Standard Chartered Bank yesterday announced plans to set up its biggest office anywhere in the world at the new Marina Bay Financial Centre to help run its global banking business. The bank intends to build up its staff strength in Singapore from the present 3,800 to about 6,000 by 2010.
Including the cost of renovation and relocation as well as rent, the bank says it will be spending about $800 million on the new premises it is leasing at Marina Bay Financial Centre.
In what is thought to be Singapore’s biggest office leasing deal so far, the bank has taken on a lease for up to 500,000 sq ft of space in Tower 1 of the centre’s first phase, which is expected to be ready in the early months of 2010. The bank will be taking about 30 per cent of the total commercial space in the initial phase of the centre.
These will be the biggest premises Stanchart has in any one location worldwide, Stanchart group executive director (Asia) Kai Nargolwala told reporters at a news briefing yesterday.
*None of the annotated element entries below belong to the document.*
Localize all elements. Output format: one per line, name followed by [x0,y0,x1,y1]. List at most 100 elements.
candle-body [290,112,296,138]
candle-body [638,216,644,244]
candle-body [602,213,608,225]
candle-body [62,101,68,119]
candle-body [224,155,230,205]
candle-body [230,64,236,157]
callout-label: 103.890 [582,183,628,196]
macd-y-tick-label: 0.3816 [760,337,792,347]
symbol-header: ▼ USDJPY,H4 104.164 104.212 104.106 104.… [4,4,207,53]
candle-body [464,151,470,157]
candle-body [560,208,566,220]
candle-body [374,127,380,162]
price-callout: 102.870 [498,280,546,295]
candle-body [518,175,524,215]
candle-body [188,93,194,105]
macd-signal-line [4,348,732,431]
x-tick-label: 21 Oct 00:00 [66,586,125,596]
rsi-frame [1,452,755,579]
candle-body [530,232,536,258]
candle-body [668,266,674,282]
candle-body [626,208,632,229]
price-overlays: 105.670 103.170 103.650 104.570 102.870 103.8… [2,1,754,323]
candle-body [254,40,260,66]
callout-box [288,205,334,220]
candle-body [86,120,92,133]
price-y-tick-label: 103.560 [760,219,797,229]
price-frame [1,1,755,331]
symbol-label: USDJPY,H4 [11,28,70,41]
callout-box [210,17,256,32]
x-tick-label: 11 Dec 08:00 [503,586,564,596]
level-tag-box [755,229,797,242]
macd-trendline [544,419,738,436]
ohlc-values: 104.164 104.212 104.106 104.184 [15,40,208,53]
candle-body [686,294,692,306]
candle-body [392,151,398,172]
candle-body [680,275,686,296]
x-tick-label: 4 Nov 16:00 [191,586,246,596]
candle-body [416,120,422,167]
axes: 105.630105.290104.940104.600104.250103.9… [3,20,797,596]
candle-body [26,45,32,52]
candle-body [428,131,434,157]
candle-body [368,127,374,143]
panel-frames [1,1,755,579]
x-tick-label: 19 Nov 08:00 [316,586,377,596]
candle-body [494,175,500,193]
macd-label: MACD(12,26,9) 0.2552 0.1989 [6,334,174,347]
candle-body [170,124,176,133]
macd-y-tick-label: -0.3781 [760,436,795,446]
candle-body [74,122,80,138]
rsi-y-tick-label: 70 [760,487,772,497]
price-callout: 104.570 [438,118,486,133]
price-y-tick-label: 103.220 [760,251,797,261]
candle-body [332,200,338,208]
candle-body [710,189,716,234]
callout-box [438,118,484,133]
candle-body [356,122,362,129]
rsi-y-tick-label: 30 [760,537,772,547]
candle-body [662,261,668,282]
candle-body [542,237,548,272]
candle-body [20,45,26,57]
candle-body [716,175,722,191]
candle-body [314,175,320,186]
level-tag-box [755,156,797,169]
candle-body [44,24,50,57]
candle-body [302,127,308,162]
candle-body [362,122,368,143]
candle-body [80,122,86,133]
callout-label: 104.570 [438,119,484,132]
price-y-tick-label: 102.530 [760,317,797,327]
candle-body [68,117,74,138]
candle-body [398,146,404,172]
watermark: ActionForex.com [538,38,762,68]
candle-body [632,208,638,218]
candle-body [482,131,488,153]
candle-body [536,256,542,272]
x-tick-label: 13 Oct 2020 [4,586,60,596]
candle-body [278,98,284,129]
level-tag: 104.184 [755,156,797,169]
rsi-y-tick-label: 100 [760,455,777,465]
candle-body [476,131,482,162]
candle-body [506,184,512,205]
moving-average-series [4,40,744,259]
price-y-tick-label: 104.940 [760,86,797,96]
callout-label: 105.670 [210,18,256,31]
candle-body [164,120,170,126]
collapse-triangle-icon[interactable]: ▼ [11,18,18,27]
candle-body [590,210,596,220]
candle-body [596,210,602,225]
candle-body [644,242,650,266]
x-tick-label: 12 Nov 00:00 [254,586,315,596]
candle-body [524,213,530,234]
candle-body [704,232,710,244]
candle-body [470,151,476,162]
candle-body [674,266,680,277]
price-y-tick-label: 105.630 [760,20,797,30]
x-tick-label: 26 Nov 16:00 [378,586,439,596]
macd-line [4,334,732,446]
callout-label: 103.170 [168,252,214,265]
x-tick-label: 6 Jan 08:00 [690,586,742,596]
The bank’s initial 12-year lease runs from Q3 2010, with an option to renew for a further eight years. The leasing deal was brokered by Jones Lang LaSalle.
Stanchart, whose headquarters are in London but which has most of its business in Asia, employs 60,000 people in 56 countries and territories around the world. Its 2006 annual report values its assets at US$266 billion.
‘The move to Marina Bay Financial Centre will help centralise our front office staff from our various locations in Singapore under one roof and will provide us with a long-term occupancy solution,’ Mr Nargolwala said.
Not everyone will be moving there, though, as the group plans to keep some of its present offices, probably including Six Battery Road.
‘We are currently in eight locations in Singapore. We won’t end up with just one location. We’ll continue to have at least two or three, for our business continuity planning purposes and for a variety of other issues,’ Mr Nargolwala said. ‘At the moment, we have expanded way out of Battery Road. We have taken premises in a number of different buildings. So we could consolidate some of that back.’
Stanchart also occupies space in CPF Tampines Building, for backroom offices, as well as UOB Plaza 1, OUB Centre, and Plaza by the Park. Market watchers reckon that Stanchart will most likely keep the Tampines location along with Six Battery Road.
Stanchart officials estimate the bank could potentially occupy up to one million sq ft of space in Singapore by 2012, depending on market conditions and growth prospects. By some market estimates, the bank currently occupies about 400,000 sq ft across locations in Singapore.
Stanchart’s business in Singapore is among the top five contributors to group revenue and profit. For 2006, Stanchart Singapore’s income of US$622 million accounted for 7.2 per cent of the group total of US$8.62 billion. Operating profit here of US$289 million constituted 9.1 per cent of the group pretax figure of US$3.18 billion.
‘But what a lot of people don’t realise is that apart from Singapore itself being a very important contributor to Standard Chartered, we actually run a large part of the bank globally out of Singapore,’ Mr Nargolwala said. Singapore is the global HQ for most of Stanchart’s businesses, including consumer banking, rates and FX, corporate finance, debt capital markets, commodity corporates, client relationships, transaction banking and private banking.
Mr Nargolwala said the bank will be ‘investing a lot’ to relaunch its private banking business in Asia and the Middle East, after a non-compete clause with UBS ended some years ago.
The bank says it is not worried about the shortage of experienced private banking personnel. ‘We have a very, very thriving priority banking segment. Many of our relationship managers that are at the top end of priority banking can move into private banking. So we will have a natural pipeline there,’ Mr Nargolwala said. But Stanchart will still be looking for a lot of new staff. Mr Nargolwala said virtually all the 2,200 additional people the group will employ in Singapore by 2010 will be new hires. ‘They will be across the board, because the bank’s business across the board is growing,’ he said.
Yesterday’s deal will see Stanchart taking up 24 floors in the 33-storey Tower 1 of the Marina Bay Financial Centre. This tower will have about 620,000 sq ft of net lettable area. The 50-storey Tower 2 will have about one million sq ft of offices. The centre’s first phase also includes the 428-unit Marina Bay Residences.
MBFC’s second phase - slated to finish by late 2011 - will have an office tower and a residential tower. Nearly three-quarters of the total 4.7 million sq ft gross floor area in the entire project could be for offices.